C’est que, à moins de s’enterrer dans sa tranchée, une œuvre d’art doit nécessairement se tourner vers ce qu’elle n’est pas. Ma pratique de collaboration avec des créateurs d’autres disciplines, mon appétit pour ces expériences, tiennent précisément à cela : tirer la parole poétique vers l’indicible du corps ou de la matière. La danse amène l’écriture en bordure d’elle-même, en limite. Tout, alors, se décentre, prend un chemin qui ne lui était pas ouvert d’avance. La danse pousse le poète à faire jaillir de l’inattendu, comme la poésie aide le chorégraphe en ce sens. Tout cela est profondément dynamique.

Deux exemples me viennent à l’esprit, qui indiquent l’écart existant entre ces deux arts en même temps que leur proximité. Le premier est celui de Nijinski chorégraphiant « L’après-midi d’un faune » de Mallarmé ; le second est celui de Dominique Bagouet créant « Nécessito » à partir du « Fou d’Elsa » d’Aragon. Dans les deux cas, le spectateur doit faire avec l’absence de la parole . A l’inverse, il est clair que le lecteur de poésie (et par exemple celui du « Fou d’Elsa », dans lequel le maître de ballet a un rôle important) doit faire avec l’absence du corps. Mais il y a ceci de spécifique à la poésie et à la danse : l’absent peut y prendre une place prépondérante, notamment dans l’art des XXème et XXIème siècles. Poésie et danse, à mes yeux, regardent souvent l’une vers l’autre, même sans le dire.

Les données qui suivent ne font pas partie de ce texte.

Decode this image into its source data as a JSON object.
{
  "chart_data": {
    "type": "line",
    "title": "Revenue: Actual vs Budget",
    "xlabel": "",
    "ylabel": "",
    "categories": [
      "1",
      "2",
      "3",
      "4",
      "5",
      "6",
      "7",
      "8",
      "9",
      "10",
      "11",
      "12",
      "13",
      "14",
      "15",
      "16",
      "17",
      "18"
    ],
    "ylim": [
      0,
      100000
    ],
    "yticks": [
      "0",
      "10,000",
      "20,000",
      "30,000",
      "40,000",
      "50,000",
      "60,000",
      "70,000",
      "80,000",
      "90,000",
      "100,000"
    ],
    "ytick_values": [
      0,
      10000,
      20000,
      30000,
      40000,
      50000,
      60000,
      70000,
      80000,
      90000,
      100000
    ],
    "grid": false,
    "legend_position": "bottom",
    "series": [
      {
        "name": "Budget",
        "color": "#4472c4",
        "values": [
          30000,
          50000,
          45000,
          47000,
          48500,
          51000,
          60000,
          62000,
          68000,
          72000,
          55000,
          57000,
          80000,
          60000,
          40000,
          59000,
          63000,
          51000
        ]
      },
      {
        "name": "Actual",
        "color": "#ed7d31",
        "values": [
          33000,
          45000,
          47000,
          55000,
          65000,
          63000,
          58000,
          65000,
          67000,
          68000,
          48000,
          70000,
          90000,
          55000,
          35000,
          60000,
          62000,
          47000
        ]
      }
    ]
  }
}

Je reviens à ta question et au terme « ensemble » que tu emploies, et dans l’acception que tu lui donnes. Comme tu le vois, je le manierais assez prudemment. Modestement, il m’est arrivé d’écrire des textes à partir des travaux de Damiano Foà et Laura Simi et que ceux-ci deviennent un matériau pour l’une de leurs créations chorégraphiques. Mais les exemples de Bagouet et de Nijinski que j’ai cités tout à l’heure l’indiquent à l’évidence : je ne suis pas sûr que le rassemblement doive être systématiquement manifeste. Dans les cas de Bagouet et de Nijinski, la rencontre s’est faite, et très fortement, sans qu’il y ait besoin de concomitance.

Ce qui me paraît intéressant, c’est qu’il puisse y avoir aujourd’hui va-et-vient. Mais ça, c’est plus rare. Les poètes sont en défaut, à cet égard.

- Peux-tu nous donner des exemples de pratiques allant dans ce sens ? Est-ce un terrain suffisamment exploré selon toi ?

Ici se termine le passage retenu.